Quantummechanica = één grote goocheltruc
Dat is wat ik nu zeg, maar over een uur zal ik wel weer wat anders kunnen zeggen. De inhoud is misschien wat aan de magere kant, maar de rest is subliem.
De muziek/geluidsdecor dat live wordt gecreëerd werkt soms verstikkend, maar is tegelijkertijd adembenemend mooi en goed gedaan. Het decorbeeld wordt een soort maanlandschap, met fonkelende atomen en een robot die ons de les leert. Ik was in het begin bang dat we de hele voorstelling lang naar de robot gingen luisteren, maar gelukkig kwamen er ook mensen.
De goocheltrucs blijven je verbazen ook al zijn ze samen met de vorm van de hele voorstelling gedeconstrueerd.. De geprojecteerde teksten waren soms toepasselijk en verklaarden soms de volgende scène, maar vaak ook niet of kon je zelfs niet echt begrijpen. Ik vond het een mooie voorstelling, maar ik denk niet dat veel mensen de muziek kunnen waarderen, dus wees gewaarschuwd.
Is het theater? Het was in een theater, dat wel.
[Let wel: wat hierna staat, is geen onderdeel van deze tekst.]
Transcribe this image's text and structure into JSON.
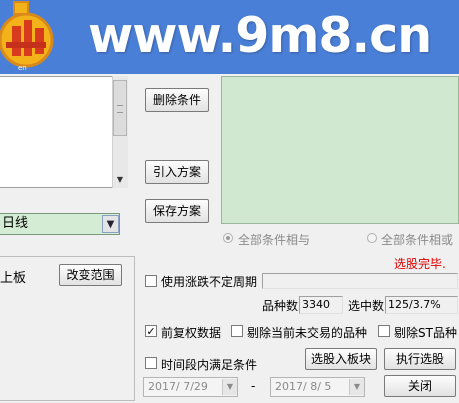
{
  "banner": {
    "text": "www.9m8.cn"
  },
  "left_panel": {
    "period_value": "日线",
    "board_label": "上板",
    "change_range_label": "改变范围"
  },
  "buttons": {
    "delete": "删除条件",
    "import": "引入方案",
    "save": "保存方案",
    "select_to_block": "选股入板块",
    "execute": "执行选股",
    "close": "关闭"
  },
  "radios": {
    "all_and": "全部条件相与",
    "all_or": "全部条件相或"
  },
  "status": {
    "done": "选股完毕."
  },
  "options": {
    "use_variable_period": "使用涨跌不定周期",
    "forward_adjust": "前复权数据",
    "exclude_not_traded": "剔除当前未交易的品种",
    "exclude_st": "剔除ST品种",
    "time_range": "时间段内满足条件"
  },
  "stats": {
    "count_label": "品种数",
    "count_value": "3340",
    "selected_label": "选中数",
    "selected_value": "125/3.7%"
  },
  "dates": {
    "start": "2017/ 7/29",
    "end": "2017/ 8/ 5",
    "separator": "-"
  },
  "colors": {
    "banner": "#4a7fd8",
    "green_area": "#cfe8cf",
    "status_red": "#e00000"
  }
}
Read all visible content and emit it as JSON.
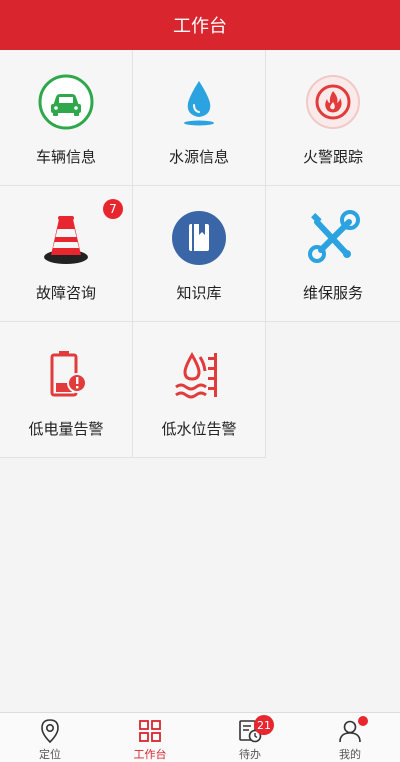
{
  "header": {
    "title": "工作台"
  },
  "tiles": [
    {
      "label": "车辆信息",
      "icon": "car-icon"
    },
    {
      "label": "水源信息",
      "icon": "water-drop-icon"
    },
    {
      "label": "火警跟踪",
      "icon": "fire-icon"
    },
    {
      "label": "故障咨询",
      "icon": "traffic-cone-icon",
      "badge": "7"
    },
    {
      "label": "知识库",
      "icon": "book-icon"
    },
    {
      "label": "维保服务",
      "icon": "tools-icon"
    },
    {
      "label": "低电量告警",
      "icon": "low-battery-icon"
    },
    {
      "label": "低水位告警",
      "icon": "low-water-icon"
    }
  ],
  "tabbar": [
    {
      "label": "定位",
      "icon": "location-pin-icon"
    },
    {
      "label": "工作台",
      "icon": "grid-icon",
      "active": true
    },
    {
      "label": "待办",
      "icon": "todo-clock-icon",
      "badge": "21"
    },
    {
      "label": "我的",
      "icon": "user-icon"
    }
  ],
  "colors": {
    "primary": "#d9262e",
    "background": "#f4f4f4"
  }
}
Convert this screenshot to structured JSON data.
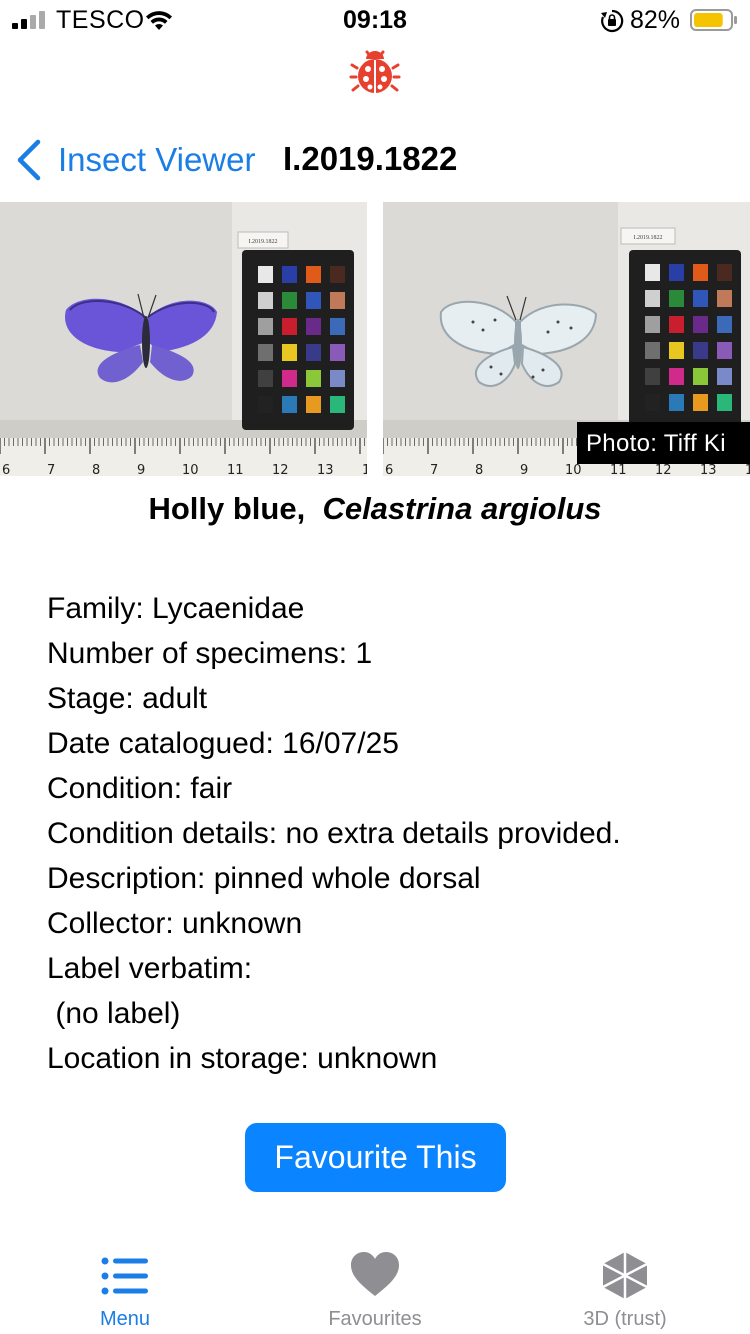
{
  "status_bar": {
    "carrier": "TESCO",
    "time": "09:18",
    "battery_percent": "82%",
    "battery_level": 0.82,
    "icons": [
      "signal-icon",
      "wifi-icon",
      "orientation-lock-icon",
      "battery-icon"
    ]
  },
  "app_logo_icon": "ladybug-icon",
  "nav": {
    "back_label": "Insect Viewer",
    "title": "I.2019.1822"
  },
  "photos": {
    "credit": "Photo: Tiff Ki",
    "label_card": "I.2019.1822"
  },
  "specimen": {
    "common_name": "Holly blue,",
    "scientific_name": "Celastrina argiolus"
  },
  "details": [
    "Family: Lycaenidae",
    "Number of specimens: 1",
    "Stage: adult",
    "Date catalogued: 16/07/25",
    "Condition: fair",
    "Condition details: no extra details provided.",
    "Description: pinned whole dorsal",
    "Collector: unknown",
    "Label verbatim:",
    " (no label)",
    "Location in storage: unknown"
  ],
  "favourite_button": "Favourite This",
  "tabs": [
    {
      "label": "Menu",
      "icon": "list-icon",
      "active": true
    },
    {
      "label": "Favourites",
      "icon": "heart-icon",
      "active": false
    },
    {
      "label": "3D (trust)",
      "icon": "cube-icon",
      "active": false
    }
  ],
  "colors": {
    "accent": "#0a84ff",
    "link": "#1a7ee6",
    "logo": "#e8402e",
    "battery_fill": "#f5c400",
    "inactive_tab": "#8e8e93"
  }
}
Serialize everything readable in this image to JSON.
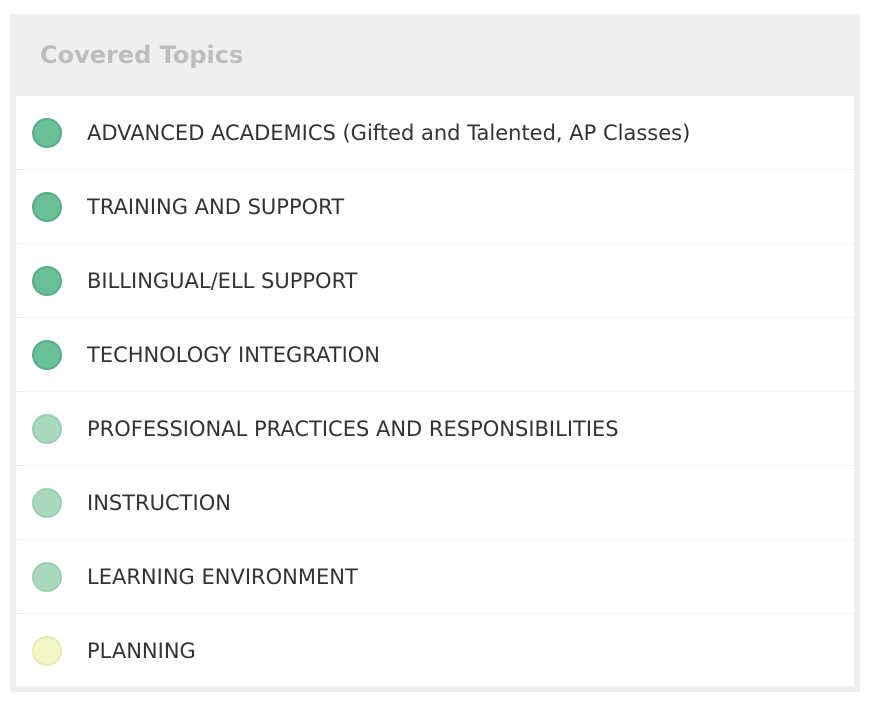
{
  "panel": {
    "title": "Covered Topics"
  },
  "colors": {
    "level_high": "#6bbf98",
    "level_mid": "#a9d8bd",
    "level_low": "#f3f7c7"
  },
  "topics": [
    {
      "label": "ADVANCED ACADEMICS (Gifted and Talented, AP Classes)",
      "level": "high"
    },
    {
      "label": "TRAINING AND SUPPORT",
      "level": "high"
    },
    {
      "label": "BILLINGUAL/ELL SUPPORT",
      "level": "high"
    },
    {
      "label": "TECHNOLOGY INTEGRATION",
      "level": "high"
    },
    {
      "label": "PROFESSIONAL PRACTICES AND RESPONSIBILITIES",
      "level": "mid"
    },
    {
      "label": "INSTRUCTION",
      "level": "mid"
    },
    {
      "label": "LEARNING ENVIRONMENT",
      "level": "mid"
    },
    {
      "label": "PLANNING",
      "level": "low"
    }
  ]
}
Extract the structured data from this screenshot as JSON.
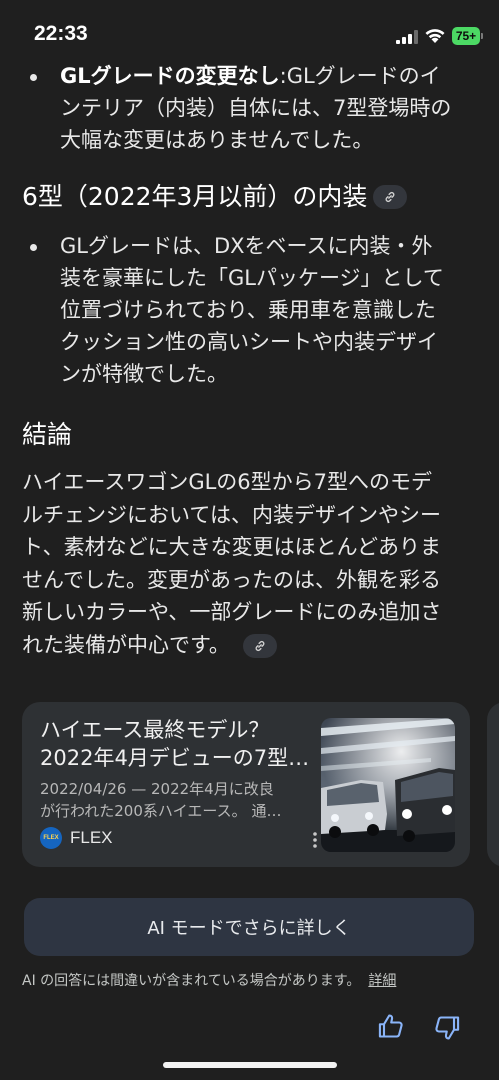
{
  "status_bar": {
    "time": "22:33",
    "battery": "75+",
    "battery_color": "#4cd964"
  },
  "content": {
    "bullet1": {
      "bold": "GLグレードの変更なし",
      "lines": [
        ":GLグレードのイ",
        "ンテリア（内装）自体には、7型登場時の",
        "大幅な変更はありませんでした。"
      ]
    },
    "heading1": "6型（2022年3月以前）の内装",
    "bullet2": {
      "lines": [
        "GLグレードは、DXをベースに内装・外",
        "装を豪華にした「GLパッケージ」として",
        "位置づけられており、乗用車を意識した",
        "クッション性の高いシートや内装デザイ",
        "ンが特徴でした。"
      ]
    },
    "heading2": "結論",
    "conclusion": {
      "lines": [
        "ハイエースワゴンGLの6型から7型へのモデ",
        "ルチェンジにおいては、内装デザインやシー",
        "ト、素材などに大きな変更はほとんどありま",
        "せんでした。変更があったのは、外観を彩る",
        "新しいカラーや、一部グレードにのみ追加さ",
        "れた装備が中心です。"
      ]
    }
  },
  "source_card": {
    "title_lines": [
      "ハイエース最終モデル？",
      "2022年4月デビューの7型…"
    ],
    "snippet_lines": [
      "2022/04/26 — 2022年4月に改良",
      "が行われた200系ハイエース。 通…"
    ],
    "logo_text": "FLEX",
    "source_name": "FLEX"
  },
  "ai_mode_button": "AI モードでさらに詳しく",
  "disclaimer": {
    "text": "AI の回答には間違いが含まれている場合があります。",
    "more": "詳細"
  },
  "icons": {
    "link": "link-icon",
    "thumb_up": "thumb-up-icon",
    "thumb_down": "thumb-down-icon",
    "more_vert": "more-vert-icon"
  },
  "colors": {
    "background": "#1f1f1f",
    "card": "#2e3134",
    "button": "#2e3542",
    "feedback_icon": "#8ab4f8"
  }
}
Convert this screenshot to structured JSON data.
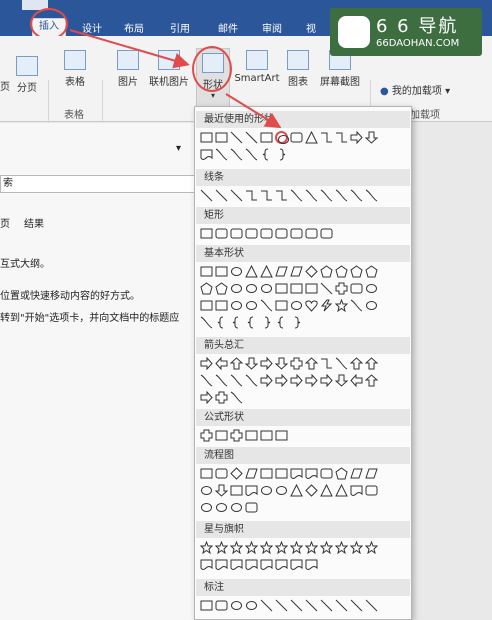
{
  "tabs": [
    "插入",
    "设计",
    "布局",
    "引用",
    "邮件",
    "审阅",
    "视"
  ],
  "ribbon": {
    "page_break": "分页",
    "page_prefix": "页",
    "table": "表格",
    "table_group": "表格",
    "picture": "图片",
    "online_picture": "联机图片",
    "shapes": "形状",
    "smartart": "SmartArt",
    "chart": "图表",
    "screenshot": "屏幕截图",
    "my_addins": "我的加载项",
    "addins_group": "加载项"
  },
  "logo": {
    "title": "6 6 导航",
    "subtitle": "66DAOHAN.COM"
  },
  "document": {
    "input": "索",
    "tab_left": "页",
    "tab_result": "结果",
    "line1": "互式大纲。",
    "line2": "位置或快速移动内容的好方式。",
    "line3": "转到\"开始\"选项卡，并向文档中的标题应"
  },
  "panel": {
    "recent": "最近使用的形状",
    "lines": "线条",
    "rectangles": "矩形",
    "basic": "基本形状",
    "arrows": "箭头总汇",
    "equation": "公式形状",
    "flowchart": "流程图",
    "stars": "星与旗帜",
    "callouts": "标注"
  }
}
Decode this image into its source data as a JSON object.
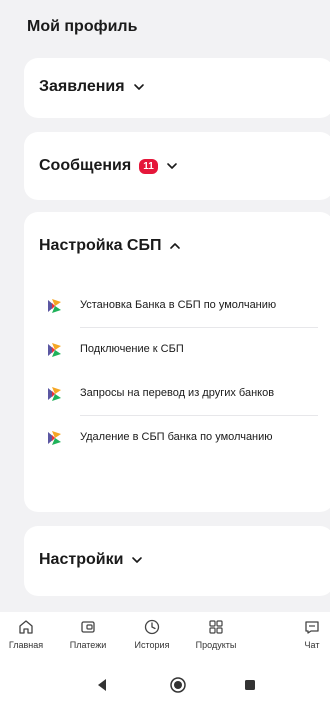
{
  "header": {
    "title": "Мой профиль"
  },
  "sections": {
    "applications": {
      "title": "Заявления"
    },
    "messages": {
      "title": "Сообщения",
      "badge": "11"
    },
    "sbp": {
      "title": "Настройка СБП",
      "items": [
        {
          "label": "Установка Банка в СБП по умолчанию"
        },
        {
          "label": "Подключение к СБП"
        },
        {
          "label": "Запросы на перевод из других банков"
        },
        {
          "label": "Удаление в СБП банка по умолчанию"
        }
      ]
    },
    "settings": {
      "title": "Настройки"
    }
  },
  "tabbar": {
    "items": [
      {
        "label": "Главная",
        "icon": "home-icon"
      },
      {
        "label": "Платежи",
        "icon": "wallet-icon"
      },
      {
        "label": "История",
        "icon": "clock-icon"
      },
      {
        "label": "Продукты",
        "icon": "grid-icon"
      },
      {
        "label": "Чат",
        "icon": "chat-icon"
      }
    ]
  },
  "system_nav": {
    "icons": [
      "back-icon",
      "home-circle-icon",
      "recents-icon"
    ]
  },
  "colors": {
    "badge": "#e5163a",
    "background": "#f2f2f4",
    "card": "#ffffff"
  }
}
Een geluidsvoorstelling, audiotheater of hoe je het ook wil noemen, bijzonder om mee te maken. Het begin is het mooist, dat je zonder iets te zeggen aan tafel plaats moet nemen en je iedereen hoort eten en je zelf ook gaat eten. Toen kreeg ik een koptelefoon op en zo beland je als het ware in een andere geluidswereld. Terwijl de geluiden langzaam veranderen en er zo verschillende locaties de revue passeren wordt je door een begeleider aangespoord om bijvoorbeeld te gaan lopen. Dit voelt wat gedwongen aan, maar je doet het toch maar, we zijn immers kuddedieren. Terwijl ik me een ruime drie kwartier af loop te vragen wat ik hiervan moet vinden, is de conclusie nogal matig en ook pas na afloop tegen me vertelt (wat in principe niet de bedoeling was). Uiteindelijk had ik tot de conclusie, kunnen (of moeten) komen, dat de geluidslocaties plekken waren waar groepen mensen samen stil zijn. En als je dat weet dan kan je er wel wat meer mee. Dus een beetje mager qua betekenis en ik zou wat meer visueel aangeboden willen krijgen, maar daarentegen goed gebruik van de ruimte en de Japanse metro ‘voelde’ net echt.
900 mensen zijn naar de Schouwburg van Almere gekomen. Of misschien zijn ze gelokt. Ze ging kijken naar ‘Vertellingen van 1001 nacht’ van Het Zuidelijk Toneel. Maar of ze dat laatste wisten, weet ik niet. Ik denk eerder dat de meesten kwamen voor Marc Marie Huijbregts. En dan ook een hele groep voor The Ashton Brothers. Als je die namen op de poster ziet of in het boekje of op een flyer of ergens in een tweet, dan denk je dat het misschien best wel leuk kan worden.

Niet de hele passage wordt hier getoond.